This book isn't a language definition for Scheme, or a manual for using
any particular Scheme implementation. There is a free language definition
document for Scheme, easily available via the internet, called the Revised
Scheme Report. (There's also an IEEE standard.) I recommend getting the
Scheme report and printing it out, or browsing the html version with
a web browser.
It's not very big, because Scheme is a pretty small language. I also
recommend having a look at the documentation for the particular implementation
of Scheme you're using.
On the other hand, this book may serve as a passable approximation of a language manual most of the time. (It may work better for this purpose once it's fleshed out more and I've devised more online indexing.) It describes all of the important features of standard Scheme, clearly enough that you can use them for most purposes. This is possible because Scheme is very clean and "orthogonal"---most of its features don't interact in surprising ways, so if you understand Scheme, and do the "Scheme-ish" thing, Scheme will generally do what you expect.

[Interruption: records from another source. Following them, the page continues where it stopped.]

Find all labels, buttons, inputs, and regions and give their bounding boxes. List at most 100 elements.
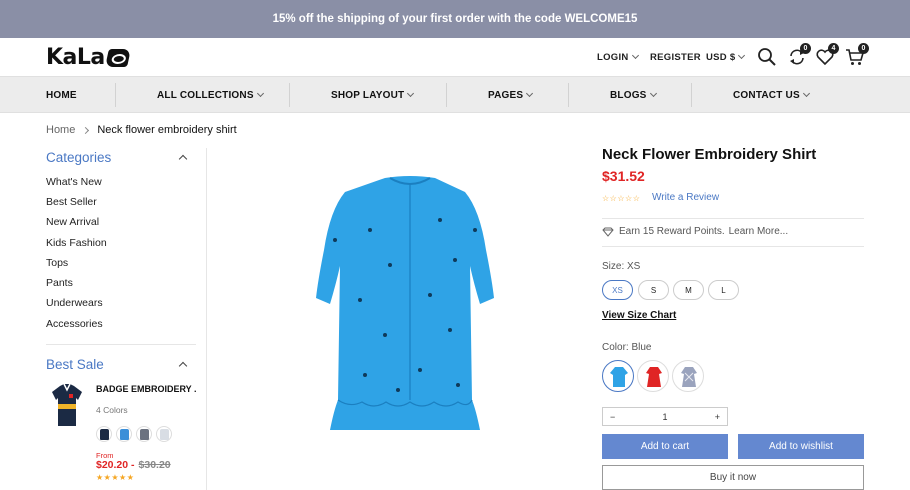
chevron-down-icon <box>649 89 657 97</box>
search-icon[interactable] <box>757 47 777 67</box>
product-main-image[interactable] <box>290 170 530 434</box>
dress-icon <box>610 367 628 387</box>
nav-divider <box>568 83 569 107</box>
nav-pages[interactable]: PAGES <box>488 77 534 113</box>
best-sale-swatch[interactable] <box>116 426 132 442</box>
chevron-down-icon <box>407 89 415 97</box>
best-sale-swatch[interactable] <box>96 426 112 442</box>
compare-count-badge: 0 <box>800 43 811 54</box>
best-sale-product-title[interactable]: BADGE EMBROIDERY ... <box>96 384 196 394</box>
category-accessories[interactable]: Accessories <box>46 318 103 330</box>
category-pants[interactable]: Pants <box>46 277 73 289</box>
color-option-red[interactable] <box>637 360 669 392</box>
shirt-icon <box>120 429 129 440</box>
category-new-arrival[interactable]: New Arrival <box>46 216 99 228</box>
promo-text: 15% off the shipping of your first order… <box>272 13 638 25</box>
qty-minus-button[interactable]: − <box>610 412 615 422</box>
size-option-m[interactable]: M <box>673 280 704 300</box>
breadcrumb-home[interactable]: Home <box>46 124 75 136</box>
chevron-down-icon <box>802 89 810 97</box>
nav-label: SHOP LAYOUT <box>331 89 405 101</box>
color-option-gray[interactable] <box>672 360 704 392</box>
nav-divider <box>691 83 692 107</box>
color-option-blue[interactable] <box>602 360 634 392</box>
category-tops[interactable]: Tops <box>46 257 68 269</box>
color-label: Color: Blue <box>602 342 652 353</box>
best-sale-swatch[interactable] <box>156 426 172 442</box>
nav-divider <box>446 83 447 107</box>
shirt-icon <box>140 429 149 440</box>
sidebar-divider <box>46 344 196 345</box>
category-kids-fashion[interactable]: Kids Fashion <box>46 237 107 249</box>
nav-label: PAGES <box>488 89 524 101</box>
sidebar-divider-vertical <box>206 148 207 490</box>
nav-label: CONTACT US <box>733 89 800 101</box>
chevron-up-icon[interactable] <box>178 154 188 164</box>
chevron-down-icon <box>526 89 534 97</box>
qty-value-input[interactable]: 1 <box>662 412 667 422</box>
nav-label: BLOGS <box>610 89 647 101</box>
nav-shop-layout[interactable]: SHOP LAYOUT <box>331 77 415 113</box>
categories-title[interactable]: Categories <box>46 150 111 165</box>
qty-plus-button[interactable]: + <box>715 412 720 422</box>
buy-now-button[interactable]: Buy it now <box>602 465 864 490</box>
login-link[interactable]: LOGIN <box>597 51 639 63</box>
chevron-up-icon[interactable] <box>178 361 188 371</box>
currency-selector[interactable]: USD $ <box>706 51 746 63</box>
nav-blogs[interactable]: BLOGS <box>610 77 657 113</box>
breadcrumb: Home Neck flower embroidery shirt <box>46 124 237 136</box>
best-sale-color-count: 4 Colors <box>96 405 128 415</box>
best-sale-price-range: $20.20 - <box>96 459 135 471</box>
product-title: Neck Flower Embroidery Shirt <box>602 146 817 163</box>
promo-bar: 15% off the shipping of your first order… <box>0 0 910 38</box>
best-sale-title[interactable]: Best Sale <box>46 357 104 372</box>
nav-label: ALL COLLECTIONS <box>157 89 254 101</box>
reward-points: Earn 15 Reward Points. Learn More... <box>602 226 788 237</box>
reward-text: Earn 15 Reward Points. <box>619 226 725 237</box>
nav-contact-us[interactable]: CONTACT US <box>733 77 810 113</box>
wishlist-count-badge: 4 <box>828 43 839 54</box>
wishlist-heart-icon[interactable]: 4 <box>815 43 839 67</box>
register-link[interactable]: REGISTER <box>650 52 701 63</box>
logo-mark-icon <box>104 48 131 67</box>
add-to-cart-button[interactable]: Add to cart <box>602 434 728 459</box>
nav-divider <box>289 83 290 107</box>
currency-label: USD $ <box>706 52 736 63</box>
best-sale-swatch[interactable] <box>136 426 152 442</box>
category-best-seller[interactable]: Best Seller <box>46 196 97 208</box>
product-rating-stars: ☆☆☆☆☆ <box>602 194 641 203</box>
learn-more-link[interactable]: Learn More... <box>729 226 788 237</box>
site-header: KaLa LOGIN REGISTER USD $ 0 4 0 <box>0 38 910 76</box>
login-label: LOGIN <box>597 52 629 63</box>
size-option-s[interactable]: S <box>638 280 669 300</box>
breadcrumb-current: Neck flower embroidery shirt <box>97 124 237 136</box>
dress-icon <box>681 367 697 387</box>
category-underwears[interactable]: Underwears <box>46 297 103 309</box>
best-sale-old-price: $30.20 <box>138 459 171 471</box>
nav-all-collections[interactable]: ALL COLLECTIONS <box>157 77 264 113</box>
category-whats-new[interactable]: What's New <box>46 176 102 188</box>
site-logo[interactable]: KaLa <box>46 45 131 70</box>
size-option-xs[interactable]: XS <box>602 280 633 300</box>
nav-home[interactable]: HOME <box>46 77 77 113</box>
divider <box>602 218 864 219</box>
nav-divider <box>115 83 116 107</box>
size-option-l[interactable]: L <box>708 280 739 300</box>
diamond-icon <box>602 227 614 237</box>
chevron-down-icon <box>256 89 264 97</box>
write-review-link[interactable]: Write a Review <box>652 192 719 203</box>
size-label: Size: XS <box>602 261 641 272</box>
shirt-icon <box>100 429 109 440</box>
divider <box>602 246 864 247</box>
shirt-icon <box>160 429 169 440</box>
chevron-down-icon <box>738 51 746 60</box>
best-sale-product-image[interactable] <box>50 382 84 428</box>
quantity-stepper: − 1 + <box>602 407 728 426</box>
compare-icon[interactable]: 0 <box>787 43 811 67</box>
cart-icon[interactable]: 0 <box>845 43 869 67</box>
chevron-right-icon <box>82 126 90 134</box>
cart-count-badge: 0 <box>858 43 869 54</box>
best-sale-rating-stars: ★★★★★ <box>96 473 135 482</box>
add-to-wishlist-button[interactable]: Add to wishlist <box>738 434 864 459</box>
size-chart-link[interactable]: View Size Chart <box>602 310 676 321</box>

For more information on Scheme, particular Scheme implementations, and
so on, see the FAQ (Frequently Asked Questions) List on the usenet newsgroup
comp.lang.scheme. It's available from the Scheme Repository
via anonymous internet ftp from
ftp.cs.indiana.edu in the
pub/scheme-repository. Or if you're a World Wide Web
user, visit the Scheme repository at
scheme-repository. The Scheme
repository contains several free implementations of Scheme, as well as a
variety of useful programs, libraries, and papers.